Plains All American Pipeline, L.P. (NASDAQ: PAA) announced that the company has agreed to merge its activities within the Permian Basin into a new strategic joint venture with Oryx Midstream Holdings LLC.
Significant value on the cards: The newly formed strategic JV (Joint Venture) with Oryx Midstream will include all the Oryx Permian assets. Plains’ is expected to merge all its commercial activities in the new joint venture, except Plains’ long-haul pipeline systems, which are few of its intra-basin terminal assets. The majority of the company assets located are within the Permian Basin. As per the company, the transaction is expected to offer significant value for customers through increased connectivity, access to markets, and operational flexibility. As per the agreement, Plains will hold 65% in the Joint Venture, and Oryx Midstream will hold the remaining 35%.

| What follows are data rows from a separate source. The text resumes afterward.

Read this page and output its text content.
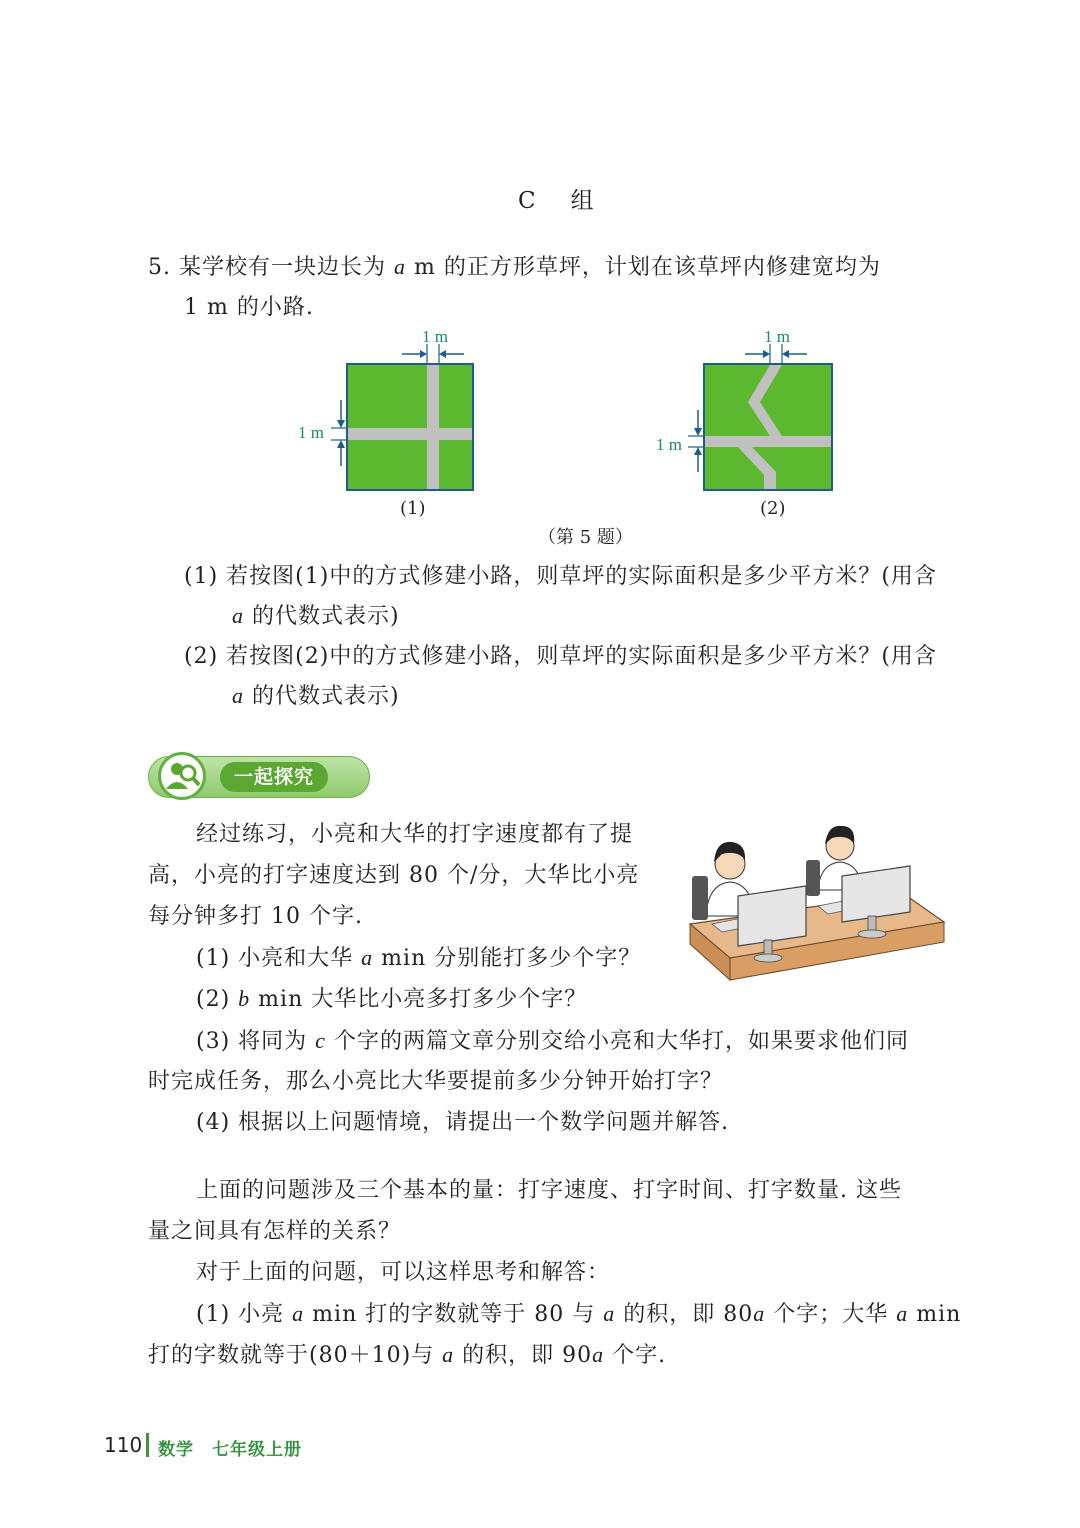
C　组
5. 某学校有一块边长为 a m 的正方形草坪，计划在该草坪内修建宽均为
1 m 的小路.
1 m
1 m
(1)
1 m
1 m
(2)
（第 5 题）
(1) 若按图(1)中的方式修建小路，则草坪的实际面积是多少平方米？(用含
a 的代数式表示)
(2) 若按图(2)中的方式修建小路，则草坪的实际面积是多少平方米？(用含
a 的代数式表示)
一起探究
经过练习，小亮和大华的打字速度都有了提
高，小亮的打字速度达到 80 个/分，大华比小亮
每分钟多打 10 个字.
(1) 小亮和大华 a min 分别能打多少个字？
(2) b min 大华比小亮多打多少个字？
(3) 将同为 c 个字的两篇文章分别交给小亮和大华打，如果要求他们同
时完成任务，那么小亮比大华要提前多少分钟开始打字？
(4) 根据以上问题情境，请提出一个数学问题并解答.
上面的问题涉及三个基本的量：打字速度、打字时间、打字数量. 这些
量之间具有怎样的关系？
对于上面的问题，可以这样思考和解答：
(1) 小亮 a min 打的字数就等于 80 与 a 的积，即 80a 个字；大华 a min
打的字数就等于(80＋10)与 a 的积，即 90a 个字.
110 数学　七年级上册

Cash flow accretive: As per the transaction details, the joint venture is accretive in cash flow generations for both companies in the near term. Moreover, the entity will be debt-free. As a result, it is expected the joint venture operation will be sustainable in any reasonable price movement. The joint venture is aligned with Plains’ financial and portfolio optimizations strategies and reinforces Plains’ ability to maximize cash flow for the investors and support the overall corporate credit profile.
Joint Venture Details: The joint venture entity will have ~5,500 miles of pipeline and ~6.8 MMb/d of pipeline system multi-segment capacity. It will have direct connections to all the intra-basin and downstream markets. The joint venture at current activity levels will have around 30 years of average inventory life and a majority with a projected IRR of 25% – 50%+ at ~$50/Bbl WT. Thus, it has multiple opportunities to drive operating efficiencies, reducing environmental footprint, Greenhouse gas emissions, and overall costs of operations. Moreover, there is an upside risk to overall operational activities related to Permian production growth.